Possible Virus/Malware?

Hi,

I am not positive that this is virus/malware related, but some Googling implies that it might be.

I am continuously getting high memory usage (315,421 kb right now) by explorer.exe. Every so often, CPU usage for explorer.exe will jump to 99% - occasionally it will stay high, sometimes it will drop down. I haven't noticed a pattern.

I've scanned with AdAware, AdWatch, Spybot and AVG but haven't come up with anything.

I am attaching a HJT log - (I am running xp64 and apparently can't run DDS).

I would appreciate any advice from somebody more knowledgeable then myself.

Thanks,

DC

Hello and welcome to Bleeping Computer

We apologize for the delay in responding to your request for help. Here at Bleeping Computer we get overwhelmed at times, and we are trying our best to keep up. Please note that your topic was not intentionally overlooked. Our mission is to help everyone in need, but sometimes it takes just a little longer to get to every request for help.

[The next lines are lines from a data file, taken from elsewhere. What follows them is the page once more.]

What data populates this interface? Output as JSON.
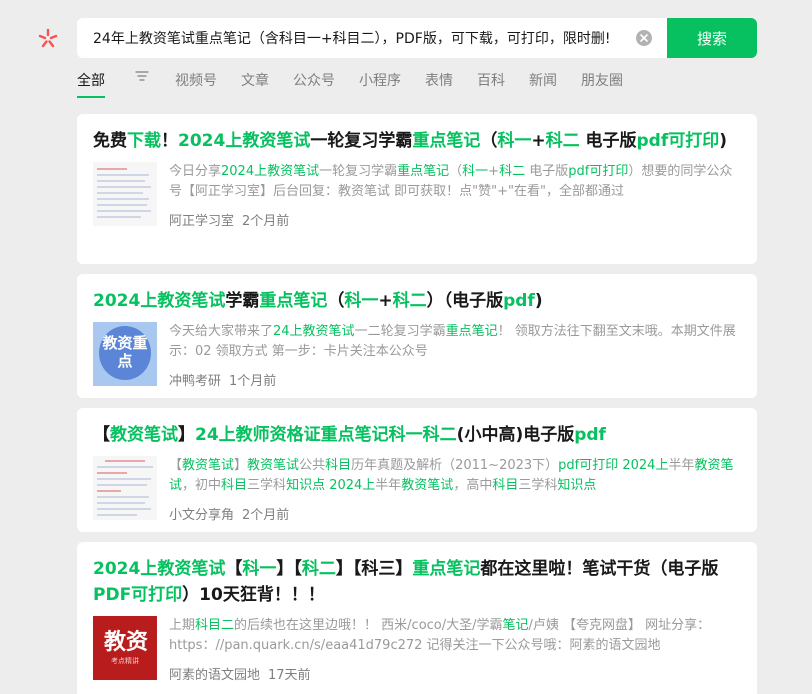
{
  "search": {
    "query": "24年上教资笔试重点笔记（含科目一+科目二），PDF版，可下载，可打印，限时删!",
    "button_label": "搜索"
  },
  "tabs": [
    "全部",
    "视频号",
    "文章",
    "公众号",
    "小程序",
    "表情",
    "百科",
    "新闻",
    "朋友圈"
  ],
  "results": [
    {
      "title_parts": [
        {
          "t": "免费",
          "h": false
        },
        {
          "t": "下载",
          "h": true
        },
        {
          "t": "！",
          "h": false
        },
        {
          "t": "2024上教资笔试",
          "h": true
        },
        {
          "t": "一轮复习学霸",
          "h": false
        },
        {
          "t": "重点笔记",
          "h": true
        },
        {
          "t": "（",
          "h": false
        },
        {
          "t": "科一",
          "h": true
        },
        {
          "t": "+",
          "h": false
        },
        {
          "t": "科二",
          "h": true
        },
        {
          "t": " 电子版",
          "h": false
        },
        {
          "t": "pdf可打印",
          "h": true
        },
        {
          "t": ")",
          "h": false
        }
      ],
      "desc_parts": [
        {
          "t": "今日分享",
          "h": false
        },
        {
          "t": "2024上教资笔试",
          "h": true
        },
        {
          "t": "一轮复习学霸",
          "h": false
        },
        {
          "t": "重点笔记",
          "h": true
        },
        {
          "t": "（",
          "h": false
        },
        {
          "t": "科一",
          "h": true
        },
        {
          "t": "+",
          "h": false
        },
        {
          "t": "科二",
          "h": true
        },
        {
          "t": " 电子版",
          "h": false
        },
        {
          "t": "pdf可打印",
          "h": true
        },
        {
          "t": "）想要的同学公众号【阿正学习室】后台回复：教资笔试 即可获取！点\"赞\"+\"在看\"，全部都通过",
          "h": false
        }
      ],
      "source": "阿正学习室",
      "time": "2个月前",
      "thumb": "doc"
    },
    {
      "title_parts": [
        {
          "t": "2024上教资笔试",
          "h": true
        },
        {
          "t": "学霸",
          "h": false
        },
        {
          "t": "重点笔记",
          "h": true
        },
        {
          "t": "（",
          "h": false
        },
        {
          "t": "科一",
          "h": true
        },
        {
          "t": "+",
          "h": false
        },
        {
          "t": "科二",
          "h": true
        },
        {
          "t": "）（电子版",
          "h": false
        },
        {
          "t": "pdf",
          "h": true
        },
        {
          "t": ")",
          "h": false
        }
      ],
      "desc_parts": [
        {
          "t": "今天给大家带来了",
          "h": false
        },
        {
          "t": "24上教资笔试",
          "h": true
        },
        {
          "t": "一二轮复习学霸",
          "h": false
        },
        {
          "t": "重点笔记",
          "h": true
        },
        {
          "t": "！ 领取方法往下翻至文末哦。本期文件展示：02 领取方式 第一步：卡片关注本公众号",
          "h": false
        }
      ],
      "source": "冲鸭考研",
      "time": "1个月前",
      "thumb": "blue",
      "thumb_text": "教资重点"
    },
    {
      "title_parts": [
        {
          "t": "【",
          "h": false
        },
        {
          "t": "教资笔试",
          "h": true
        },
        {
          "t": "】",
          "h": false
        },
        {
          "t": "24上教师资格证重点笔记科一科二",
          "h": true
        },
        {
          "t": "(小中高)电子版",
          "h": false
        },
        {
          "t": "pdf",
          "h": true
        }
      ],
      "desc_parts": [
        {
          "t": "【",
          "h": false
        },
        {
          "t": "教资笔试",
          "h": true
        },
        {
          "t": "】",
          "h": false
        },
        {
          "t": "教资笔试",
          "h": true
        },
        {
          "t": "公共",
          "h": false
        },
        {
          "t": "科目",
          "h": true
        },
        {
          "t": "历年真题及解析（2011~2023下）",
          "h": false
        },
        {
          "t": "pdf可打印 2024上",
          "h": true
        },
        {
          "t": "半年",
          "h": false
        },
        {
          "t": "教资笔试",
          "h": true
        },
        {
          "t": "，初中",
          "h": false
        },
        {
          "t": "科目",
          "h": true
        },
        {
          "t": "三学科",
          "h": false
        },
        {
          "t": "知识点 2024上",
          "h": true
        },
        {
          "t": "半年",
          "h": false
        },
        {
          "t": "教资笔试",
          "h": true
        },
        {
          "t": "，高中",
          "h": false
        },
        {
          "t": "科目",
          "h": true
        },
        {
          "t": "三学科",
          "h": false
        },
        {
          "t": "知识点",
          "h": true
        }
      ],
      "source": "小文分享角",
      "time": "2个月前",
      "thumb": "doc"
    },
    {
      "title_parts": [
        {
          "t": "2024上教资笔试",
          "h": true
        },
        {
          "t": "【",
          "h": false
        },
        {
          "t": "科一",
          "h": true
        },
        {
          "t": "】【",
          "h": false
        },
        {
          "t": "科二",
          "h": true
        },
        {
          "t": "】【科三】",
          "h": false
        },
        {
          "t": "重点笔记",
          "h": true
        },
        {
          "t": "都在这里啦！笔试干货（电子版",
          "h": false
        },
        {
          "t": "PDF可打印",
          "h": true
        },
        {
          "t": "）10天狂背！！！",
          "h": false
        }
      ],
      "desc_parts": [
        {
          "t": "上期",
          "h": false
        },
        {
          "t": "科目二",
          "h": true
        },
        {
          "t": "的后续也在这里边哦！！ 西米/coco/大圣/学霸",
          "h": false
        },
        {
          "t": "笔记",
          "h": true
        },
        {
          "t": "/卢姨 【夸克网盘】 网址分享：https：//pan.quark.cn/s/eaa41d79c272 记得关注一下公众号哦：阿素的语文园地",
          "h": false
        }
      ],
      "source": "阿素的语文园地",
      "time": "17天前",
      "thumb": "red",
      "thumb_text": "教资",
      "thumb_sub": "考点精讲"
    }
  ],
  "colors": {
    "accent": "#07c160",
    "logo": "#fa5151",
    "page_bg": "#ededed"
  }
}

If you have since resolved the original problem you were having, we would appreciate you letting us know. If not please perform the following steps below so we can have a look at the current condition of your machine. If you have not done so, include a description of your problem, along with any steps you may have performed so far.

Thanks and again sorry for the delay.

First,

Download GMER Rootkit Scanner from here.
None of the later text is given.